A dangerous type of this misinformation is conspiracy theories, which the European Commission defines as “the belief that certain events or situations are secretly manipulated behind the scenes by powerful forces with negative intent.”
Witness QAnon, a shadowy group that has convinced many Americans that a powerful cartel of Democratic Party officials is running a child sex ring, keeping trafficked children locked up in the basement of a Washington, D.C., pizzeria.
Or American radio host Alex Jones, who claims that the 2012 massacre at Sandy Hook Elementary School in Connecticut was faked by government-backed advocates of gun control. That fabrication had led to death threats and other cruel persecutions against the murdered children’s families.
Lest we think this is strictly an American problem, commentators have warned that misinformation campaigns are also spreading in Canada. One recent media report quotes a study saying that Canada is among the top four countries disseminating QAnon content through Twitter.
The lie-telling comes at an ugly cost. For example, an Angus Reid poll released last June showed that, of the 500 Canadians of Chinese descent surveyed, a full 50 per cent reported that they’ve been called names or insulted, and 43 per cent said they’ve been threatened or intimidated “as a direct result of the COVID-19 outbreak.”
This discrimination arises out of conspiracy theories that the coronavirus was manufactured in a Chinese lab and either accidentally escaped from the lab or was deliberately unleashed as a means to achieve world domination.
Those who create conspiracy theories, and those who believe in them, do so for a variety of reasons. Psychologist Jade Wu explains why conspiracy theories take root: “the need to reduce uncertainty and make sense of the world,” “the need to feel safe and in control” and “the need to cultivate a good self-image.”
Misinformation has taken deep root in a culture driven by fear, mistrust and the desperate search for meaning in a world in which universal, objective “truth” is losing relevance and power.
Conventional checks and balances to regulate the spreading of misinformation — a requirement to provide concrete proof for allegations, journalists and editors adhering to professional standards of balance, fairness and accuracy in their reporting — have all but disappeared.
Mainstream media newsrooms continue to be gutted at an alarming rate. Content is largely driven by “clickbait” — headlines that are designed to generate the highest number of people pressing the link to that article — and the unregulated Internet, where anybody can say anything without having to provide proof. Unregulated communication venues are now the major sources of most people’s information.
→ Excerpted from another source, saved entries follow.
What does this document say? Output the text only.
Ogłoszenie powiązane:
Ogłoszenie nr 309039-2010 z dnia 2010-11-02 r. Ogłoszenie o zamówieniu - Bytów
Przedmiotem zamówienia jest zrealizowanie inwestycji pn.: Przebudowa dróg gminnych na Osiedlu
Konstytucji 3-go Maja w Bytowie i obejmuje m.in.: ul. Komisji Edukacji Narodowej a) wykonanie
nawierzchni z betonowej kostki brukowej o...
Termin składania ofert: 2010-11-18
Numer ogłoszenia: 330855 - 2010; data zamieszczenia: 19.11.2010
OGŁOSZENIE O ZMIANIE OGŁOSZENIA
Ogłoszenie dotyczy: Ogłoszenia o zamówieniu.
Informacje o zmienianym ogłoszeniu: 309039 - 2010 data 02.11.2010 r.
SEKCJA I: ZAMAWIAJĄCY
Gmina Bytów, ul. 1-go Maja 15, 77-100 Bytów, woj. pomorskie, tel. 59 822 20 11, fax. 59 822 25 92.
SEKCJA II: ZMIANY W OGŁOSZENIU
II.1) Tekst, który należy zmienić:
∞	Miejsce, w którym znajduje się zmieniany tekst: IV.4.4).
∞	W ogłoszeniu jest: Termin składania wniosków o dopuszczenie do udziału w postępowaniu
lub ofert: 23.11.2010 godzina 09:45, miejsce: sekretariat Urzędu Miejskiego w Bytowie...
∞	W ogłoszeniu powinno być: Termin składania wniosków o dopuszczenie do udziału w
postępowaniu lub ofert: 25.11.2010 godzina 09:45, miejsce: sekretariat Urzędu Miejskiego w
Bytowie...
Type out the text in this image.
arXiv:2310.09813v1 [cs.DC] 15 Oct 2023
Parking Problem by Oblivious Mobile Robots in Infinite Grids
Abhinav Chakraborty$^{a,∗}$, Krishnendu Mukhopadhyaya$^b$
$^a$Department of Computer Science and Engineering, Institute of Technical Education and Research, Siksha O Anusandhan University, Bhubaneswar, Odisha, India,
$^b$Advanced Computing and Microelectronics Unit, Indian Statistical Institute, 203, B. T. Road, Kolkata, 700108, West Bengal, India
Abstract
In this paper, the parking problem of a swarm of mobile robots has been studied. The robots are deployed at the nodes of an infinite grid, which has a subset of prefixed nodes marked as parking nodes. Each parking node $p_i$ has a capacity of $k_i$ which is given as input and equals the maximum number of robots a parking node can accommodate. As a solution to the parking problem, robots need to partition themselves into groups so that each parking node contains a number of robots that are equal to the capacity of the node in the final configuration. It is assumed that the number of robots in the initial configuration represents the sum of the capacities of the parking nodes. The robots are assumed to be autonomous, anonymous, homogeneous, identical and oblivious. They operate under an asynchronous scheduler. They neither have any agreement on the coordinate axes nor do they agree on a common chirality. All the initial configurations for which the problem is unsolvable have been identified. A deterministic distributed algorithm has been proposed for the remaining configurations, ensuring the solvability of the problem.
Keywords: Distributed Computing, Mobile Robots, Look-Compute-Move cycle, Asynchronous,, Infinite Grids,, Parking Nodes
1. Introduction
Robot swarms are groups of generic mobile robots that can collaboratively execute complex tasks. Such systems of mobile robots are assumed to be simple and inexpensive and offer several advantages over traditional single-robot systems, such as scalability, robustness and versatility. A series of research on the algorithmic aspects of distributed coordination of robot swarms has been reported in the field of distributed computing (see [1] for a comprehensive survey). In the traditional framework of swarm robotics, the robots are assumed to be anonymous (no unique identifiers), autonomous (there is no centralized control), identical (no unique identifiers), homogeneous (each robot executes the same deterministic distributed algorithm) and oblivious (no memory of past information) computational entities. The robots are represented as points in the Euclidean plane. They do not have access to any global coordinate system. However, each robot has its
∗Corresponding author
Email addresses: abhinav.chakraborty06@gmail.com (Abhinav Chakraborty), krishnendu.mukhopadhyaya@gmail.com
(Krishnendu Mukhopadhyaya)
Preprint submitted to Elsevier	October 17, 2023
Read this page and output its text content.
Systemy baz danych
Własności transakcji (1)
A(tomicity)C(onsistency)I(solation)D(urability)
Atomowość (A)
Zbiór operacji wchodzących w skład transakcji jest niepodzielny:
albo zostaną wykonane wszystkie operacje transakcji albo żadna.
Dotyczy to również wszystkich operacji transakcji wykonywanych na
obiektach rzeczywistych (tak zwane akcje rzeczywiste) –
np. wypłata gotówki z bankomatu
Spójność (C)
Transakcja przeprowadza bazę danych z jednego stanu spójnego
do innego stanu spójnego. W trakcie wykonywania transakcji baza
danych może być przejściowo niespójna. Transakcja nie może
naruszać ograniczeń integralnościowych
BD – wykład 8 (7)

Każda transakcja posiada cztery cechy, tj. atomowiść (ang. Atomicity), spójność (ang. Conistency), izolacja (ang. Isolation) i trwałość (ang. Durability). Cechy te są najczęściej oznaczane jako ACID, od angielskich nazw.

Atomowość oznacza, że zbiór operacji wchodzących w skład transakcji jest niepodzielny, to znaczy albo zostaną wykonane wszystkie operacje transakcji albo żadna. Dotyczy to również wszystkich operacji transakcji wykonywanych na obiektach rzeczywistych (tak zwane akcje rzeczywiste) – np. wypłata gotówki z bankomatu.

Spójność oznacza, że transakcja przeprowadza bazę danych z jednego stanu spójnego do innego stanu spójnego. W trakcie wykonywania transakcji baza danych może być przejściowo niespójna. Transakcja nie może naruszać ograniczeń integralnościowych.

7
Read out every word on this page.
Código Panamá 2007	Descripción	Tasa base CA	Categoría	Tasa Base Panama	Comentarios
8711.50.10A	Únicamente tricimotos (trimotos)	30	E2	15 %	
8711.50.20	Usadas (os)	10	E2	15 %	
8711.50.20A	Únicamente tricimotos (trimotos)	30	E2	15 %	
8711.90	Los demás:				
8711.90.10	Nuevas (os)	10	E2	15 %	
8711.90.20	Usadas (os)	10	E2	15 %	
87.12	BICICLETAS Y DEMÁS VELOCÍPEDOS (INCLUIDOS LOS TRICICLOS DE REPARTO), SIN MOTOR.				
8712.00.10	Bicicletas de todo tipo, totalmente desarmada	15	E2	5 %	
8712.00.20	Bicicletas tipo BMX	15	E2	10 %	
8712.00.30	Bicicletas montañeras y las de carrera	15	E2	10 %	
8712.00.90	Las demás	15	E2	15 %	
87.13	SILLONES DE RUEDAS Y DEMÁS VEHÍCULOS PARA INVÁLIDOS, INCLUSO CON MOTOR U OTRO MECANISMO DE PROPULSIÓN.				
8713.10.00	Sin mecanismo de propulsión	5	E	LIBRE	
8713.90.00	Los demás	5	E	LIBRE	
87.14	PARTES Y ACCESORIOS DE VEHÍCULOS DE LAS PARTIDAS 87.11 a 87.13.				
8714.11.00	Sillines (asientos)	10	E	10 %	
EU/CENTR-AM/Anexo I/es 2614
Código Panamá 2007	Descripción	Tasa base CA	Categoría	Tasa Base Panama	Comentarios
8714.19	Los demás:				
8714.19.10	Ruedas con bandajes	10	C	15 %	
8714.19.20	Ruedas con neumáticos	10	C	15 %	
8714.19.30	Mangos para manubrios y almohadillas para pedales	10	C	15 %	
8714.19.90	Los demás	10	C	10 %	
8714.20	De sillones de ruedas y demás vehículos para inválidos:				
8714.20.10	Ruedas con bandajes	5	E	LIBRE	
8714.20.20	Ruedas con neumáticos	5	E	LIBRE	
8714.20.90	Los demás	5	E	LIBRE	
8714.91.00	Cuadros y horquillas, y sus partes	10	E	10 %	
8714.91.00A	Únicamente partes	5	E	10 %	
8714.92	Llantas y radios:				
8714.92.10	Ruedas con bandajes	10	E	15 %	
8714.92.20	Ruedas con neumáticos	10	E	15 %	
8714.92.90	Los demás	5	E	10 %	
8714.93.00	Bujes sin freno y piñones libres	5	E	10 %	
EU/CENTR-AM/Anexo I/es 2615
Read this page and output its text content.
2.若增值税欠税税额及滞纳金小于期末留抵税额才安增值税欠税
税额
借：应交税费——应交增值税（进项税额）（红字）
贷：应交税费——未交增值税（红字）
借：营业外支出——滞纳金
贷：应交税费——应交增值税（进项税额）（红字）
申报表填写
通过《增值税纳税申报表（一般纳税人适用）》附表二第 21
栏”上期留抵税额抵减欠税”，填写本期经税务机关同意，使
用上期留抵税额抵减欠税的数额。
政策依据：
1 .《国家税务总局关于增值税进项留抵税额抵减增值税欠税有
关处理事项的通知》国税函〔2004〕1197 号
As Washington Post columnist Max Boot astutely notes: “The online world is a post-truth space where there are no undisputed facts, only competing narratives, and even the most deranged claims (e.g., QAnon) can aggregate an audience.”
In this “post-truth” world, a collective, shared understanding of what is real and what is fake is rapidly eroding. The voices of solid, reliable sources of information are being drowned out in the noise. Institutions and individuals that were once respected as being authorities in the propagation of truth are now being ignored or even vilified.
My truth is my truth, and your truth is your truth.
Does that sound familiar?
Could it be that what we see today — truth as being situational, personalized, subjective, unsubstantiated — is the logical extension of a moral relativism that started gaining ground in society, and even the Church itself, decades ago? A moral relativism that Pope Francis calls “the spiritual poverty of our time”?
When we started rejecting the supremacy of the Bible, the Church and the reality of an objective right and wrong independent of our opinions, our actions no longer had a “compass” and we could instead follow our own way and justify such practices as abortion and euthanasia.
“Certain currents of modern thought have gone so far as to exalt freedom to such an extent that it becomes an absolute, which would then be the source of values,” says Pope John Paul II in his 1993 encyclical Veritatis Splendor.
“Instead, there is a tendency to grant to the individual conscience the prerogative of independently determining the criteria of good and evil and then acting accordingly. Such an outlook is quite congenial to an individualist ethic, wherein each individual is faced with his own truth, different from the truth of others.”
Conspiracy theories, and misinformation in general, thrive in such a “post-truth” world.
(Majtenyi is a public relations officer who specializes in research at an Ontario university.)